Probability is the branch of mathematics that deals with the possibility of any outcome of an event or experiment.
There are different types of probabilities. Classical probability states the possible outcome of any event in a classic manner. On the other hand, statistical probability involves the laws governing random events and their data collection, analysis, interpretation, and display. In other words, we can say that in a classical probability, the possible outcomes are at equal odds. For example, when we roll a dice, there are 50-50% chances of getting an even and odd number. Similarly, when we toss a coin, there are equal chances of getting either a head or a tail. Therefore, we can conclude that classical probability is the simplest and easiest to understand probability type.
Classical Probability
As stated above, the classical probability is the probability of any event in a classic manner, i.e. equal happening of events. When we roll a dice, the probability of each number is equal to 1/6 of the equal. This is an example of a classical probability.
The Formula of Classical Probability
The formula of classical probability is as follows:
P(A)= f/N
Where P(A)= classical probability
f= Frequency or the number of favourable outcomes
N= Number of total possible outcomes.
Examples of Classical Probability in Daily Life
Example 1
Suppose you have a multiple-choice format exam of mathematics tomorrow. There will be four options: A, B, C, and D. You know that any of these options can be correct. Thus, by the formula of probability, we can say that the probability of getting a correct answer in each case is ¼, i.e., 25% for each option.
Example 2
We usually toss a coin while deciding the teams for batting or bowling. The coin has two sides, i.e., a head and a tail. Thus, there are equal chances of getting a head and a tail. Therefore, it is an example of classical probability with 50% chance of each outcome.
Statistical Probability
In statistics, we collect the data in a specific form and represent it in an order to get the result. Similarly, if we talk about statistics in probability, it deals with governing events, collecting data of events, and also its representation in a specific manner for better understanding.
Let’s take an example of a coin. If we toss a coin four times, the outcomes will vary. It can either be 50-50 or all head or all tails or maybe 3 heads-1 tails and vice versa. But by tossing the same coin 400 times, we shall get the heads and tails in approx. equal ratios. We can collect the data and analyse it to calculate the probable outcome of it.
How to Calculate Statistical Probability?

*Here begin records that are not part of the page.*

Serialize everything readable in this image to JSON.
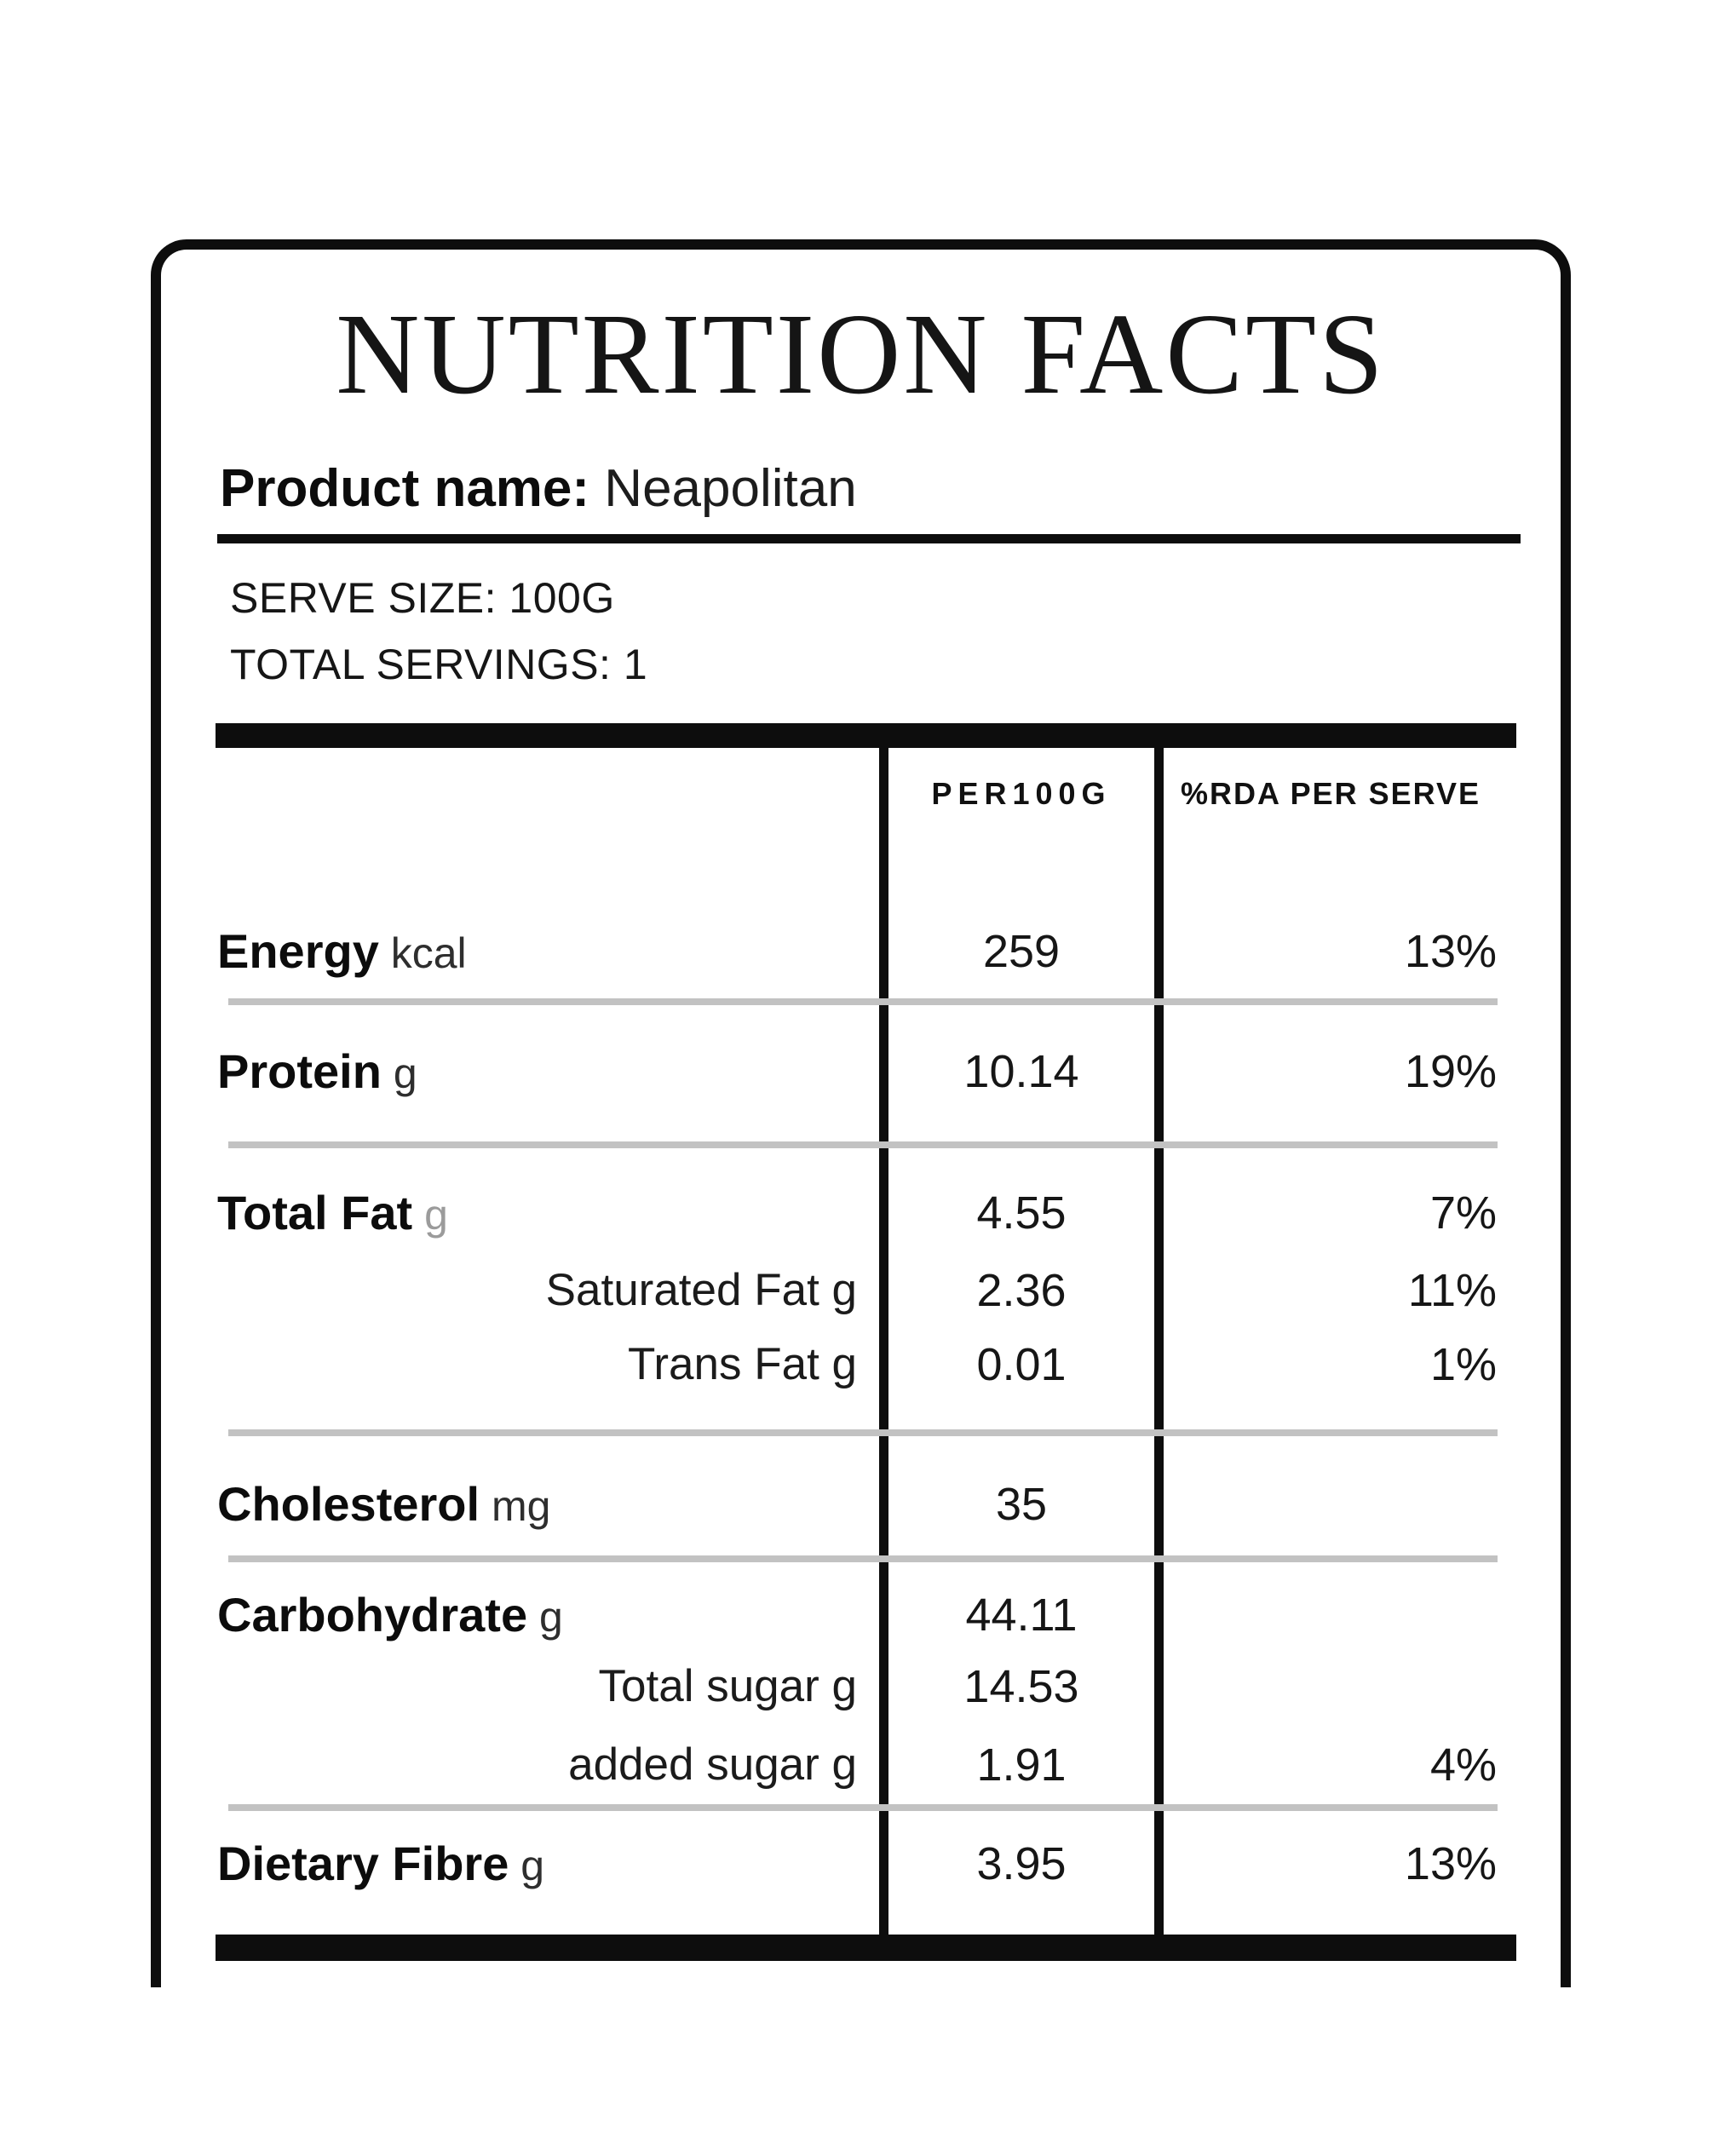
{
  "title": "NUTRITION FACTS",
  "product": {
    "label": "Product name:",
    "value": "Neapolitan"
  },
  "serving": {
    "serve_size": "SERVE SIZE: 100G",
    "total_servings": "TOTAL SERVINGS: 1"
  },
  "table": {
    "per_header": "PER100G",
    "rda_header": "%RDA PER SERVE",
    "groups": [
      {
        "rows": [
          {
            "label": "Energy",
            "unit": "kcal",
            "per": "259",
            "rda": "13%"
          }
        ]
      },
      {
        "rows": [
          {
            "label": "Protein",
            "unit": "g",
            "per": "10.14",
            "rda": "19%"
          }
        ]
      },
      {
        "rows": [
          {
            "label": "Total Fat",
            "unit": "g",
            "unit_muted": true,
            "per": "4.55",
            "rda": "7%"
          },
          {
            "label": "Saturated Fat g",
            "indent": true,
            "per": "2.36",
            "rda": "11%"
          },
          {
            "label": "Trans Fat g",
            "indent": true,
            "per": "0.01",
            "rda": "1%"
          }
        ]
      },
      {
        "rows": [
          {
            "label": "Cholesterol",
            "unit": "mg",
            "per": "35",
            "rda": ""
          }
        ]
      },
      {
        "rows": [
          {
            "label": "Carbohydrate",
            "unit": "g",
            "per": "44.11",
            "rda": ""
          },
          {
            "label": "Total sugar g",
            "indent": true,
            "per": "14.53",
            "rda": ""
          },
          {
            "label": "added sugar g",
            "indent": true,
            "per": "1.91",
            "rda": "4%"
          }
        ]
      },
      {
        "rows": [
          {
            "label": "Dietary Fibre",
            "unit": "g",
            "per": "3.95",
            "rda": "13%"
          }
        ]
      }
    ]
  },
  "colors": {
    "ink": "#0d0d0d",
    "separator": "#c2c2c2",
    "muted_unit": "#9b9b9b",
    "background": "#ffffff"
  }
}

We can calculate statistical probability just like other probability questions. We need the number of favourable outcomes and total outcomes for the calculation. By dividing the number of favourable outcomes by the number of total outcomes, we can get the statistical probability of that event. The statistical probability will also involve representing it in a certain way (like a frequency table or a graph) for better analysis.
Probability(Event) = Favorable Outcomes/Total Outcomes = x/n
Other Types of Probability
There are three other types of probabilities. These are as follows:
Empirical Probability: Empirical probability is the type of experimental probability that evaluates outcomes based on conducting experiments. For instance, if you roll a weighted dice without knowing the side having weight, you’ll get the idea of the probability of each time (outcome) by rolling that dice a number of times and determining the proportion of times the dice gives that desired outcome. That outcome will then be the probability.

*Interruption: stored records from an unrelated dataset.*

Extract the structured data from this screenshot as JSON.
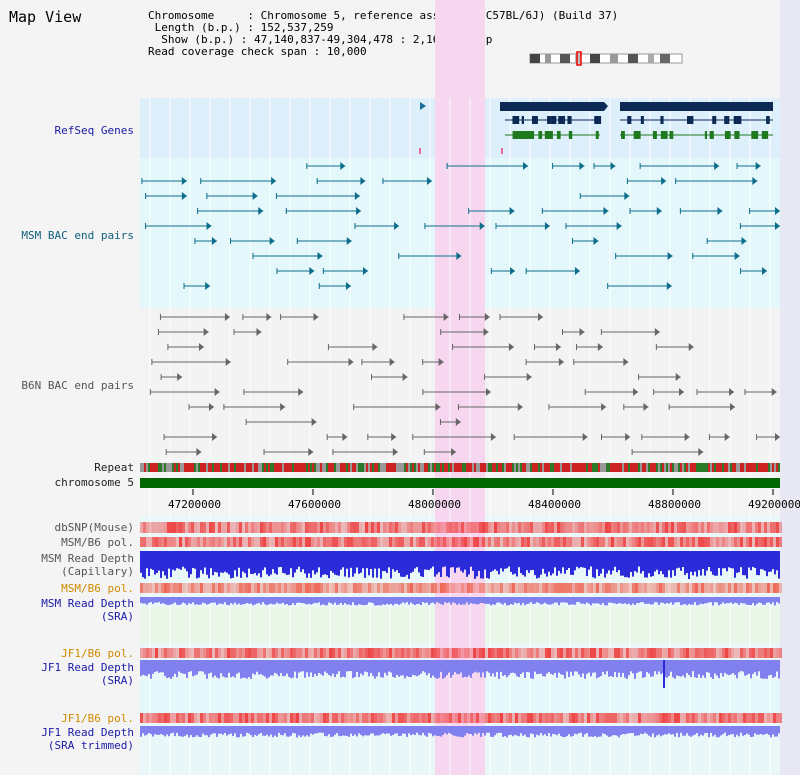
{
  "title": "Map View",
  "info": {
    "chromosome_label": "Chromosome",
    "chromosome_value": "Chromosome 5, reference assembly (C57BL/6J) (Build 37)",
    "length_label": "Length (b.p.)",
    "length_value": "152,537,259",
    "show_label": "Show (b.p.)",
    "show_value": "47,140,837-49,304,478 : 2,163,642 bp",
    "coverage_label": "Read coverage check span",
    "coverage_value": "10,000"
  },
  "tracks": {
    "refseq": "RefSeq Genes",
    "msm_bac": "MSM BAC end pairs",
    "b6n_bac": "B6N BAC end pairs",
    "repeat": "Repeat",
    "chromosome": "chromosome 5",
    "dbsnp": "dbSNP(Mouse)",
    "msm_b6_pol_1": "MSM/B6 pol.",
    "msm_depth_cap_1": "MSM Read Depth",
    "msm_depth_cap_2": "(Capillary)",
    "msm_b6_pol_2": "MSM/B6 pol.",
    "msm_depth_sra_1": "MSM Read Depth",
    "msm_depth_sra_2": "(SRA)",
    "jf1_b6_pol_1": "JF1/B6 pol.",
    "jf1_depth_sra_1": "JF1 Read Depth",
    "jf1_depth_sra_2": "(SRA)",
    "jf1_b6_pol_2": "JF1/B6 pol.",
    "jf1_depth_trim_1": "JF1 Read Depth",
    "jf1_depth_trim_2": "(SRA trimmed)"
  },
  "axis_ticks": [
    "47200000",
    "47600000",
    "48000000",
    "48400000",
    "48800000",
    "49200000"
  ],
  "colors": {
    "refseq_bg": "#dceffa",
    "msm_bg": "#e4f7fa",
    "b6n_bg": "#f3f3f3",
    "highlight": "#f7d6ef",
    "gene_dark": "#0c2a55",
    "gene_green": "#1f7a1f",
    "msm_feature": "#0d6e8c",
    "b6n_feature": "#666666",
    "chromosome_bar": "#006600",
    "depth_blue": "#2b2bd9",
    "depth_light": "#8080ee",
    "snp_red": "#ee4444"
  }
}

Subjective Probability: Subjective probability deals with one’s own belief of the happening or not happening of a certain event. For example, while watching a cricket match, you believe that the probability of winning your favourite team is the highest. However, the fans of the other team might think the opposite. Therefore, subjective probability is completely based on a person’s belief.
Axiomatic Probability: While calculating axiomatic probability, we must follow certain rules or axioms specified by Kolmogorov. By these rules, we determine whether the event will happen or not. These three rules are as follows:
- The first point states that the least possibility or probability of happening an event is 0. Similarly, the highest probability is 1.
- Every certain event (an event that must occur) has the probability 1.
- Two mutually exclusive events will never occur simultaneously. However, we can say that only one of them will happen. For example, any place will either have a hot or cold climate at a time (not both).
Solved Questions on Classical and Statistical Probabilities
- Nina wants a head to win the toss. What is the possibility of winning for Nina?
Solution:
Number of total possible outcomes= 2
Number of favourable outcomes= 1
Tossing a coin is an example of classical probability. Therefore, we can use the formula of classical probability:
P(A)= f/N
= ½
- Aman needs an even number to escape the snake while playing the game of snakes and ladders. What is the probability of winning for Aman?
Solution:
Number of total possible outcomes= 6
Number of favourable outcomes= 3
P(A)= f/N
= 3/6
=1/2
Conclusion
Classical probability states the possible outcome of any event in a classic manner, whereas statistical probability is the statistical representation of any random even. In classical probability, all the outcomes have equal odds of happening. For example, rolling a dice or tossing a coin.
The formula of classical probability is as follows: P(A)= f/N; where, P(A)= classical probability, f= frequency or the number of favourable outcomes and N= Number of total possible outcomes. There are three more types of probabilities: empirical, subjective and axiomatic probabilities.